Maybe, for a certain sort of rules-bound player who likes to complain about "Mother May I?". My Classic D&D group feel they have plenty of agency, despite the lack of rules, because they can have their PCs attempt to do anything that a real person could do, plus some classes get special powers a real person couldn't do on top. Obviously they can pick up & carry around paralysed characters, limited only by their STR, no roll needed - and of course that's equally true in 5e, 4e, 3e/PF et al.
Ideally you proactively address issues before
your players perceive and complain about them. That doesn't mean that everyone has to address issues in the same way.

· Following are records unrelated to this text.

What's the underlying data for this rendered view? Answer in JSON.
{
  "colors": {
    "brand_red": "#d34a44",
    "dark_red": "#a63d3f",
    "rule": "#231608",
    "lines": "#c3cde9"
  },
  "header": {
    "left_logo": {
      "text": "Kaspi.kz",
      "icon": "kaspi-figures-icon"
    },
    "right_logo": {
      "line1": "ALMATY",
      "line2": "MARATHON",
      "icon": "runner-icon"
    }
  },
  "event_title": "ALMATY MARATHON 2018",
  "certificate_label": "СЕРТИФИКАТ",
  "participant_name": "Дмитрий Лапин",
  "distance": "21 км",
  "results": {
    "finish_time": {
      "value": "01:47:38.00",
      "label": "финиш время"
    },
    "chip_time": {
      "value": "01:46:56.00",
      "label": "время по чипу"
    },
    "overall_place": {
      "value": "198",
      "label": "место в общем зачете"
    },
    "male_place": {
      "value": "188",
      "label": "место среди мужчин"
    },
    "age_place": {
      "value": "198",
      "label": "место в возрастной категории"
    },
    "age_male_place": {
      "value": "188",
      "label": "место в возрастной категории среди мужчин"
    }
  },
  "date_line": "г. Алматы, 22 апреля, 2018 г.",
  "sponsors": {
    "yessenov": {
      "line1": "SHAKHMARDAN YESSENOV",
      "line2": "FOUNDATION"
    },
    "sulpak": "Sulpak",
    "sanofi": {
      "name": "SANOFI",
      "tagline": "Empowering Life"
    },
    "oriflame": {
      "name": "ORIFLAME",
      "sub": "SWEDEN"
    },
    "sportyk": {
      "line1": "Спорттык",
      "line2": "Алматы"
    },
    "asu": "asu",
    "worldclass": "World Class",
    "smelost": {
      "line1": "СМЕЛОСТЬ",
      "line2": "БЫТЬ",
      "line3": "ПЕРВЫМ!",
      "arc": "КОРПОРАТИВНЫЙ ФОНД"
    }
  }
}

If you've established a precedent at your table that "common sense" trumps the PHB (e.g. you allow auto-hits against sleeping/paralyzed creatures as long as the attacker is not in melee or under fire at the time; shields don't boost your AC when you get shot in the back; small falling creatures take less damage than large falling creatures; etc.) then players are empowered in a different way; they can do what makes sense to them in real-life terms and if the DM rules in a way they didn't expect, they can have a conversation with the DM about "really?" As long as those conversations don't happen too often--as long as the DM has about the same sense of what is possible and appropriate in real life as the players do--the players will feel empowered and will experience agency.
I prefer to address things in a more explicit way, such as the Rule of Yes which specifies that the first time a player tries something crazy and unusual, it just works the way you envisioned it, no rules arguing required. (There may still be an attack roll, skill contest, or damage roll involved.) If you ever try that same stunt again, then
the DM will come up with actual rules for it and integrate it into the system; but the very first time you try to manacle the Yeti in combat, you get to use your normal attack roll (or Athletics check, or whatever you were thinking).
My players appreciate the Rule of Yes, and it encourages them to try new things and be creative. Could I perhaps get the same effect by just saying "yes" a lot over time and letting them pick up on it? Maybe so. But that also turns it into a bit of a metagame, "Is [DM] going to let me get away with [X]?" whereas I'd like the focus to be strictly on the game itself. I see value in being up-front about [most of] the rules by which we are playing the game. By instituting the Rule of Yes I avoid becoming a bottleneck on their window into the game world--whatever they can imagine in their heads is at least potentially possible in the game world, at least this time. [If they want it to become a permanent part of the gameworld we then have a conversation offline about it, e.g. "what would happen if an Earth Elemental fell on you? how much damage would that do?"]
Obviously your group is having fun in your own style, too. More power to you.